Despite the fact that he’s in his senior year, Jack Dowe has found a new sport that piques his interest both mentally and physically. As a member of the premier Hamden Hall Squash Club, Jack says he doesn’t see himself leaving the arena any time soon.
“After stepping on the courts, I don't think I will ever step off,” he explained. “I can say that it's my new favorite sport.”
Hamden Hall is offering instruction in the game of squash for the first time. The school partnered with Elm City Squash, which offers clinics twice a week at Yale University’s state-of-the-art Brady Squash Center.
“We have found the Hamden Hall players to be hard-working, enthusiastic, and highly coachable,” said Pamela Saunders, who runs the clinics and is the Associate Head Coach of Women’s Squash at Yale University.
While Hamden Hall’s “squashies” label the new offering fun, they also admit that grasping the fundamentals of the game is challenging – and somewhat difficult.
“Getting the aiming and timing to hit the ball just right is harder than it seems,” said eighth-grader Michael Tracy, who is a novice to the sport.

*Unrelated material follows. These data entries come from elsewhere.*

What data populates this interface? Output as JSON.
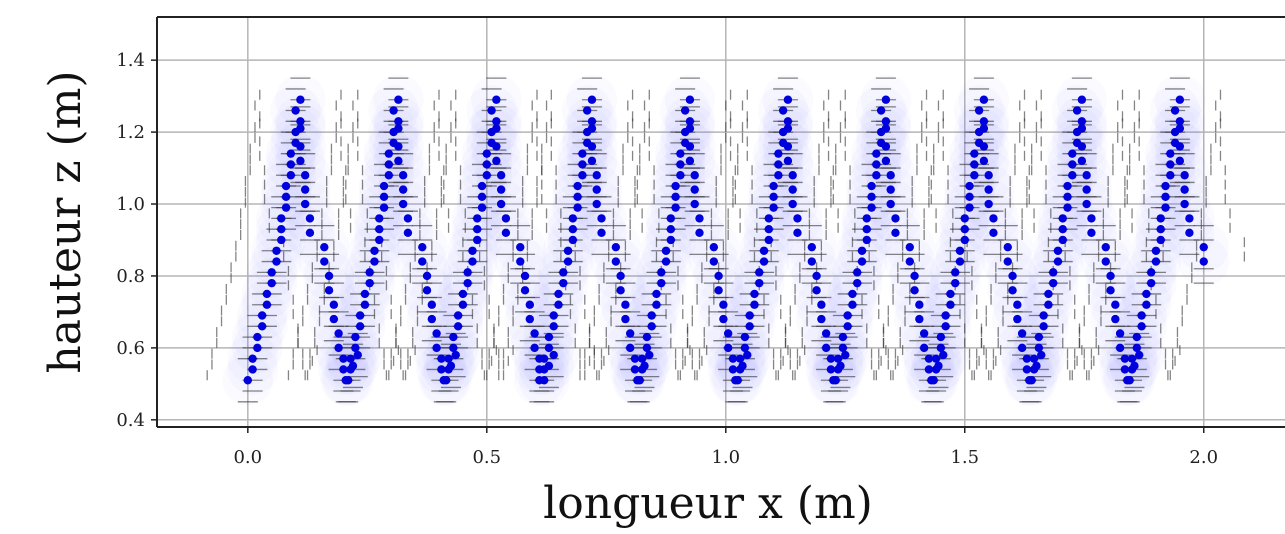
{
  "chart_data": {
    "type": "scatter",
    "title": "",
    "xlabel": "longueur x (m)",
    "ylabel": "hauteur z (m)",
    "xlim": [
      -0.19,
      2.17
    ],
    "ylim": [
      0.38,
      1.52
    ],
    "xticks": [
      0.0,
      0.5,
      1.0,
      1.5,
      2.0
    ],
    "xtick_labels": [
      "0.0",
      "0.5",
      "1.0",
      "1.5",
      "2.0"
    ],
    "yticks": [
      0.4,
      0.6,
      0.8,
      1.0,
      1.2,
      1.4
    ],
    "ytick_labels": [
      "0.4",
      "0.6",
      "0.8",
      "1.0",
      "1.2",
      "1.4"
    ],
    "grid": true,
    "legend": "none",
    "marker_color": "#0000dd",
    "halo_color": "#6a6af5",
    "error_bar_halfwidth_x": 0.085,
    "error_bar_halfwidth_z": 0.06,
    "series": [
      {
        "values": [
          {
            "x": 0.0,
            "z": 0.51
          },
          {
            "x": 0.01,
            "z": 0.54
          },
          {
            "x": 0.01,
            "z": 0.57
          },
          {
            "x": 0.02,
            "z": 0.6
          },
          {
            "x": 0.02,
            "z": 0.63
          },
          {
            "x": 0.03,
            "z": 0.66
          },
          {
            "x": 0.03,
            "z": 0.69
          },
          {
            "x": 0.04,
            "z": 0.72
          },
          {
            "x": 0.04,
            "z": 0.75
          },
          {
            "x": 0.05,
            "z": 0.78
          },
          {
            "x": 0.05,
            "z": 0.81
          },
          {
            "x": 0.06,
            "z": 0.84
          },
          {
            "x": 0.06,
            "z": 0.87
          },
          {
            "x": 0.07,
            "z": 0.9
          },
          {
            "x": 0.07,
            "z": 0.93
          },
          {
            "x": 0.07,
            "z": 0.96
          },
          {
            "x": 0.08,
            "z": 0.99
          },
          {
            "x": 0.08,
            "z": 1.02
          },
          {
            "x": 0.08,
            "z": 1.05
          },
          {
            "x": 0.09,
            "z": 1.08
          },
          {
            "x": 0.09,
            "z": 1.11
          },
          {
            "x": 0.09,
            "z": 1.14
          },
          {
            "x": 0.1,
            "z": 1.17
          },
          {
            "x": 0.1,
            "z": 1.2
          },
          {
            "x": 0.11,
            "z": 1.23
          },
          {
            "x": 0.1,
            "z": 1.26
          },
          {
            "x": 0.11,
            "z": 1.29
          },
          {
            "x": 0.16,
            "z": 0.88
          },
          {
            "x": 0.16,
            "z": 0.84
          },
          {
            "x": 0.17,
            "z": 0.8
          },
          {
            "x": 0.17,
            "z": 0.76
          },
          {
            "x": 0.18,
            "z": 0.72
          },
          {
            "x": 0.18,
            "z": 0.68
          },
          {
            "x": 0.19,
            "z": 0.64
          },
          {
            "x": 0.19,
            "z": 0.6
          },
          {
            "x": 0.2,
            "z": 0.57
          },
          {
            "x": 0.2,
            "z": 0.54
          },
          {
            "x": 0.21,
            "z": 0.51
          },
          {
            "x": 0.22,
            "z": 0.55
          },
          {
            "x": 0.23,
            "z": 0.58
          },
          {
            "x": 0.13,
            "z": 0.92
          },
          {
            "x": 0.13,
            "z": 0.96
          },
          {
            "x": 0.12,
            "z": 1.0
          },
          {
            "x": 0.12,
            "z": 1.04
          },
          {
            "x": 0.12,
            "z": 1.08
          },
          {
            "x": 0.11,
            "z": 1.12
          },
          {
            "x": 0.11,
            "z": 1.16
          },
          {
            "x": 0.11,
            "z": 1.21
          }
        ]
      }
    ]
  }
}
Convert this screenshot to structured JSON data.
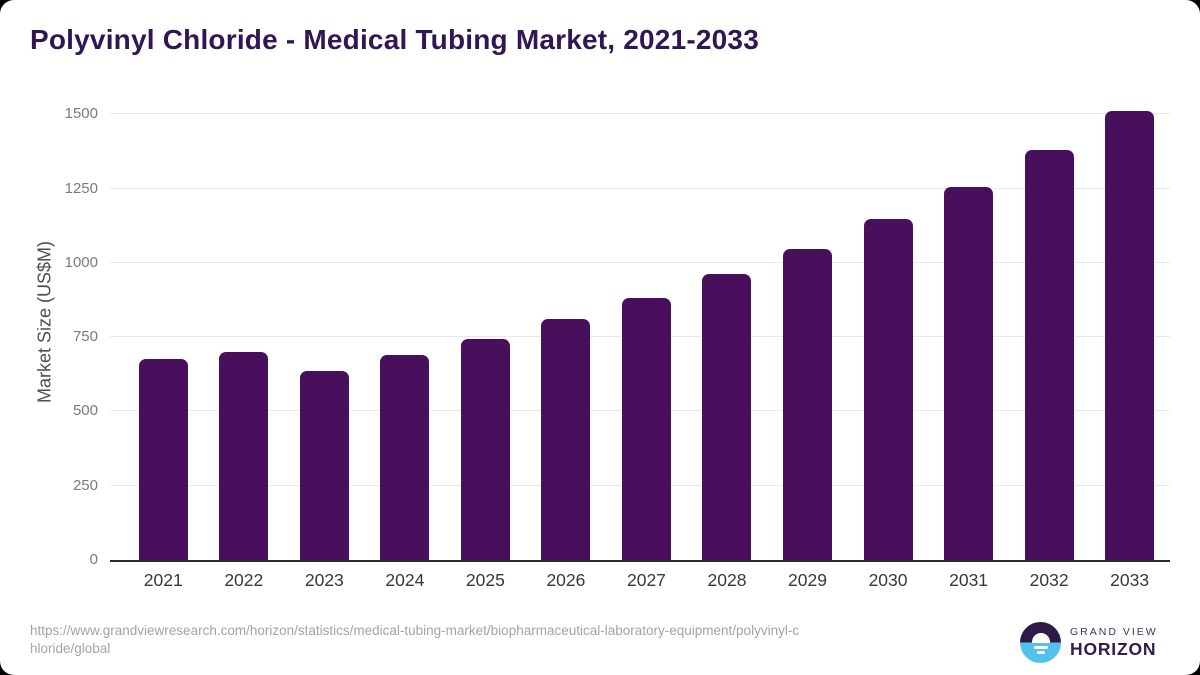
{
  "title": "Polyvinyl Chloride - Medical Tubing Market, 2021-2033",
  "chart_data": {
    "type": "bar",
    "title": "Polyvinyl Chloride - Medical Tubing Market, 2021-2033",
    "categories": [
      "2021",
      "2022",
      "2023",
      "2024",
      "2025",
      "2026",
      "2027",
      "2028",
      "2029",
      "2030",
      "2031",
      "2032",
      "2033"
    ],
    "values": [
      678,
      700,
      637,
      689,
      745,
      812,
      882,
      961,
      1046,
      1149,
      1256,
      1379,
      1510
    ],
    "xlabel": "",
    "ylabel": "Market Size (US$M)",
    "ylim": [
      0,
      1550
    ],
    "yticks": [
      0,
      250,
      500,
      750,
      1000,
      1250,
      1500
    ],
    "grid": true,
    "legend": "none",
    "bar_color": "#48105C",
    "gridline_color": "#e9e9e9",
    "axis_line_color": "#2b2b2b"
  },
  "footer": {
    "source_url_line1": "https://www.grandviewresearch.com/horizon/statistics/medical-tubing-market/biopharmaceutical-laboratory-equipment/polyvinyl-c",
    "source_url_line2": "hloride/global",
    "logo": {
      "brand_top": "GRAND VIEW",
      "brand_bottom": "HORIZON",
      "mark_top_color": "#2E1A47",
      "mark_bottom_color": "#54C0EC"
    }
  },
  "colors": {
    "title": "#321653",
    "bar": "#48105C",
    "tick_label": "#7a7a7a",
    "x_label": "#383838",
    "url_text": "#a3a3a3"
  }
}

Sophomore Olivia D’Anna wanted to try her hand at squash despite having never played the game before.
“The most challenging aspect is taking the skills we learned from the coaches and using them when we play each other,” she said, further noting that playing at nearby Yale is “cool.”
“I also really like going to Squash practice because I am with kids who I usually wouldn’t hang out with and it’s fun to meet new people,” added Olivia.
Nine students have taken advantage of the offering, which joined the ranks of new athletic programs this year along with the sailing club. Both allow membership from Middle and Upper School and will eventually morph into respective teams.
“The students love it and they’re having a great time learning about squash,” said Hamden Hall Athletic Director David Doyle. “The long-term goal is to eventually have a great Hamden Hall squash team.”
In the meantime, squashies are learning basic ways to hit the ball and serve it. Keeping score during matches is also part of the curriculum.
Fun activities and small tournaments are also part of the introductory program as is a fitness component. Players hit the courts twice a week and then have one day of conditioning.
“It’s a game of brawn and brains,” maintained Jack. “It’s a dynamic game that requires not only endurance, strength and speed, but also technicality and a positive mentality. You could have the best endurance on the court, but until you are able to master your emotions, success is far off in the horizon.”